Recent advances in deep pose estimation models have proven to be effective in a wide range of applications such as health monitoring, sports, animations, and robotics. However, pose estimation models fail to generalize when facing images acquired from in-bed pressure sensing systems. In this paper, we address this challenge by presenting a novel end-to-end framework capable of accurately locating body parts from vague pressure data. Our method exploits the idea of equipping an off-the-shelf pose estimator with a deep trainable neural network, which pre-processes and prepares the pressure data for subsequent pose estimation. Our model transforms the ambiguous pressure maps to images containing shapes and structures similar to the common input domain of the pre-existing pose estimation methods. As a result, we show that our model is able to reconstruct unclear body parts, which in turn enables pose estimators to accurately and robustly estimate the pose. We train and test our method on a manually annotated public pressure map dataset using a combination of loss functions. Results confirm the effectiveness of our method by the high visual quality in the generated images and the high pose estimation rates achieved.

Saeed Ghorbani, Ali Etemad, Nikolaus F. Troje

Optical marker-based motion capture is a vital tool in applications such as motion and behavioural analysis, animation, and biomechanics.

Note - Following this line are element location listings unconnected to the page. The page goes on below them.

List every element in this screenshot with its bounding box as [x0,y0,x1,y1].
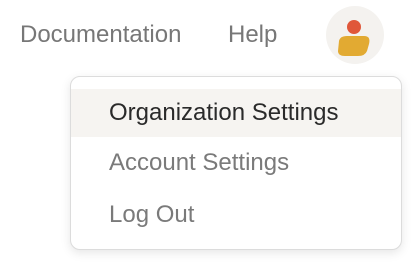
top-navigation: Documentation Help [0,0,418,70]
menu-item-log-out[interactable]: Log Out [71,191,401,239]
menu-item-account-settings[interactable]: Account Settings [71,139,401,187]
help-link[interactable]: Help [228,20,277,50]
menu-item-organization-settings[interactable]: Organization Settings [71,89,401,137]
documentation-link[interactable]: Documentation [20,20,181,50]
user-dropdown-menu: Organization Settings Account Settings L… [70,76,402,250]
person-icon [338,20,370,56]
user-avatar-button[interactable] [326,6,384,64]
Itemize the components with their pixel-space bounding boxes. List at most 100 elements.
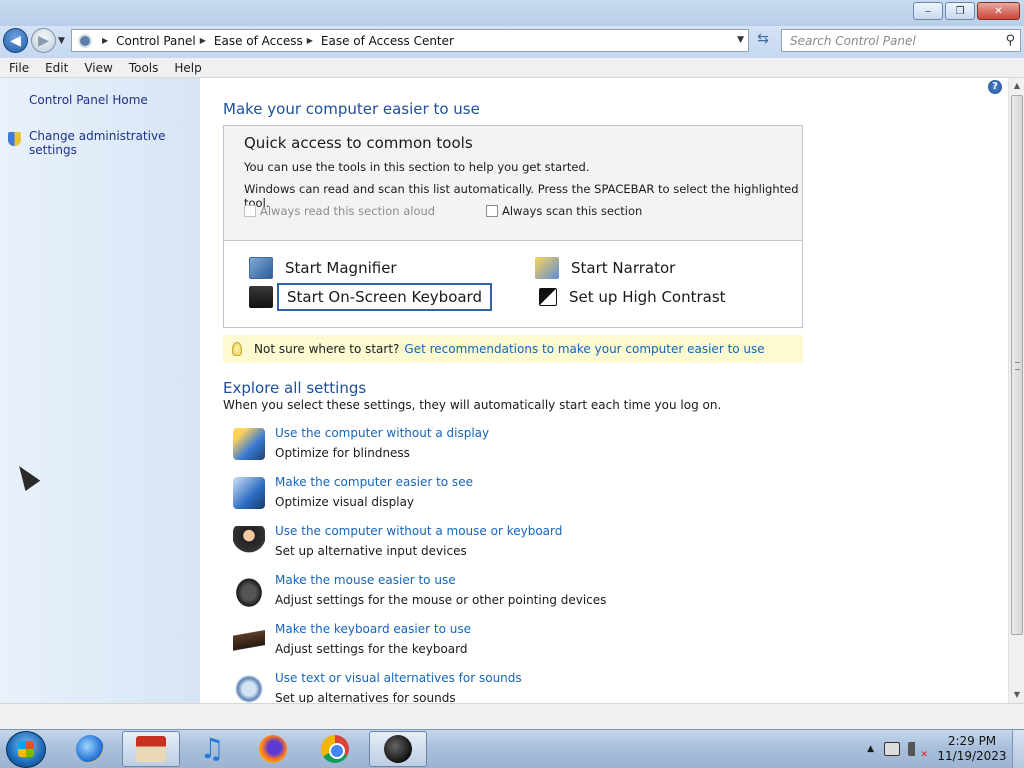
breadcrumb-ease-of-access[interactable]: Ease of Access [214,34,303,48]
address-dropdown-icon[interactable]: ▼ [737,35,744,45]
checkbox-box [244,205,256,217]
start-button[interactable] [6,731,46,768]
setting-link[interactable]: Use text or visual alternatives for soun… [275,671,522,685]
refresh-icon[interactable]: ⇆ [752,31,774,51]
quick-access-title: Quick access to common tools [244,134,473,152]
menu-file[interactable]: File [0,61,36,75]
start-narrator-label[interactable]: Start Narrator [571,259,675,277]
high-contrast-label[interactable]: Set up High Contrast [569,288,726,306]
sidebar: Control Panel Home Change administrative… [0,78,200,703]
close-button[interactable]: ✕ [977,2,1020,20]
setting-description: Set up alternative input devices [275,544,467,558]
magnifier-icon [249,257,273,279]
mouse-icon [233,575,265,607]
speech-bubble-icon [233,673,265,703]
recent-pages-dropdown[interactable]: ▼ [58,36,65,46]
chevron-right-icon[interactable]: ▶ [102,36,108,45]
search-icon[interactable]: ⚲ [1005,33,1015,48]
scroll-down-arrow-icon[interactable]: ▼ [1009,687,1024,703]
menu-view[interactable]: View [75,61,119,75]
start-magnifier-tool[interactable]: Start Magnifier [249,257,397,279]
status-bar [0,703,1024,729]
lightbulb-icon [232,342,242,356]
clock-date: 11/19/2023 [937,749,1007,763]
control-panel-icon [78,33,92,48]
show-hidden-icons-icon[interactable]: ▲ [867,744,874,754]
person-icon [233,526,265,558]
window-controls: ‒ ❐ ✕ [913,2,1020,20]
setting-link[interactable]: Make the computer easier to see [275,475,473,489]
read-aloud-checkbox: Always read this section aloud [244,204,435,218]
setting-description: Optimize for blindness [275,446,410,460]
monitor-magnify-icon [233,477,265,509]
setting-link[interactable]: Make the keyboard easier to use [275,622,471,636]
breadcrumb-ease-of-access-center[interactable]: Ease of Access Center [321,34,454,48]
taskbar-firefox[interactable] [244,731,302,767]
start-on-screen-keyboard-tool[interactable]: Start On-Screen Keyboard [249,283,492,311]
vertical-scrollbar[interactable]: ▲ ▼ [1008,78,1024,703]
show-desktop-button[interactable] [1012,730,1024,768]
title-bar: ‒ ❐ ✕ [0,0,1024,26]
help-icon[interactable]: ? [988,80,1002,94]
sidebar-link-admin-settings[interactable]: Change administrative settings [29,129,200,157]
search-input[interactable]: Search Control Panel ⚲ [781,29,1021,52]
start-on-screen-keyboard-label[interactable]: Start On-Screen Keyboard [277,283,492,311]
on-screen-keyboard-icon [249,286,273,308]
firefox-icon [259,735,287,763]
menu-edit[interactable]: Edit [36,61,75,75]
forward-button[interactable]: ▶ [31,28,56,53]
recommendation-tip-bar: Not sure where to start? Get recommendat… [223,335,803,363]
search-placeholder: Search Control Panel [790,33,916,48]
taskbar-media-player[interactable]: ♫ [183,731,241,767]
chevron-right-icon[interactable]: ▶ [307,36,313,45]
taskbar-chrome[interactable] [306,731,364,767]
setting-without-mouse-keyboard: Use the computer without a mouse or keyb… [233,524,753,566]
display-monitor-icon [233,428,265,460]
scroll-up-arrow-icon[interactable]: ▲ [1009,78,1024,94]
setting-easier-to-see: Make the computer easier to see Optimize… [233,475,753,517]
explore-settings-subtitle: When you select these settings, they wil… [223,398,722,412]
start-magnifier-label[interactable]: Start Magnifier [285,259,397,277]
music-note-icon: ♫ [199,732,225,765]
shield-icon [8,132,21,146]
setting-link[interactable]: Make the mouse easier to use [275,573,456,587]
system-tray: ▲ 2:29 PM 11/19/2023 [867,730,1024,768]
quick-access-info-1: You can use the tools in this section to… [244,160,590,174]
start-narrator-tool[interactable]: Start Narrator [535,257,675,279]
back-button[interactable]: ◀ [3,28,28,53]
scrollbar-thumb[interactable] [1011,95,1023,635]
setting-description: Adjust settings for the keyboard [275,642,468,656]
high-contrast-tool[interactable]: Set up High Contrast [539,288,726,306]
menu-tools[interactable]: Tools [120,61,166,75]
quick-access-panel: Quick access to common tools You can use… [223,125,803,328]
quick-access-header: Quick access to common tools You can use… [224,126,802,241]
taskbar-magnifier[interactable] [369,731,427,767]
taskbar-internet-explorer[interactable] [61,731,119,767]
recommendations-link[interactable]: Get recommendations to make your compute… [404,342,764,356]
taskbar: ♫ ▲ 2:29 PM 11/19/2023 [0,729,1024,768]
minimize-button[interactable]: ‒ [913,2,943,20]
address-toolbar: ◀ ▶ ▼ ▶ Control Panel ▶ Ease of Access ▶ E… [0,26,1024,58]
restore-button[interactable]: ❐ [945,2,975,20]
scan-section-checkbox[interactable]: Always scan this section [486,204,642,218]
network-icon[interactable] [884,742,900,756]
chevron-right-icon[interactable]: ▶ [200,36,206,45]
setting-description: Adjust settings for the mouse or other p… [275,593,607,607]
setting-link[interactable]: Use the computer without a display [275,426,489,440]
setting-link[interactable]: Use the computer without a mouse or keyb… [275,524,562,538]
sidebar-link-control-panel-home[interactable]: Control Panel Home [29,93,148,107]
store-icon [136,736,166,762]
address-box[interactable]: ▶ Control Panel ▶ Ease of Access ▶ Ease of… [71,29,749,52]
chrome-icon [321,735,349,763]
taskbar-control-panel[interactable] [122,731,180,767]
clock[interactable]: 2:29 PM 11/19/2023 [932,734,1012,764]
setting-keyboard-easier: Make the keyboard easier to use Adjust s… [233,622,753,664]
scan-section-label[interactable]: Always scan this section [502,204,642,218]
high-contrast-icon [539,288,557,306]
breadcrumb-control-panel[interactable]: Control Panel [116,34,196,48]
volume-muted-icon[interactable] [908,742,928,760]
setting-mouse-easier: Make the mouse easier to use Adjust sett… [233,573,753,615]
setting-description: Optimize visual display [275,495,415,509]
checkbox-box[interactable] [486,205,498,217]
menu-help[interactable]: Help [165,61,208,75]
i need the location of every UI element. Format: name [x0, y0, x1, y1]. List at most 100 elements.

Labelling, that is, assigning optical markers to the pre-defined positions on the body is a time consuming and labour intensive postprocessing part of current motion capture pipelines. The problem can be considered as a ranking process in which markers shuffled by an unknown permutation matrix are sorted to recover the correct order. In this paper, we present a framework for automatic marker labelling which first estimates a permutation matrix for each individual frame using a differentiable permutation learning model and then utilizes temporal consistency to identify and correct remaining labelling errors. Experiments conducted on the test data show the effectiveness of our framework.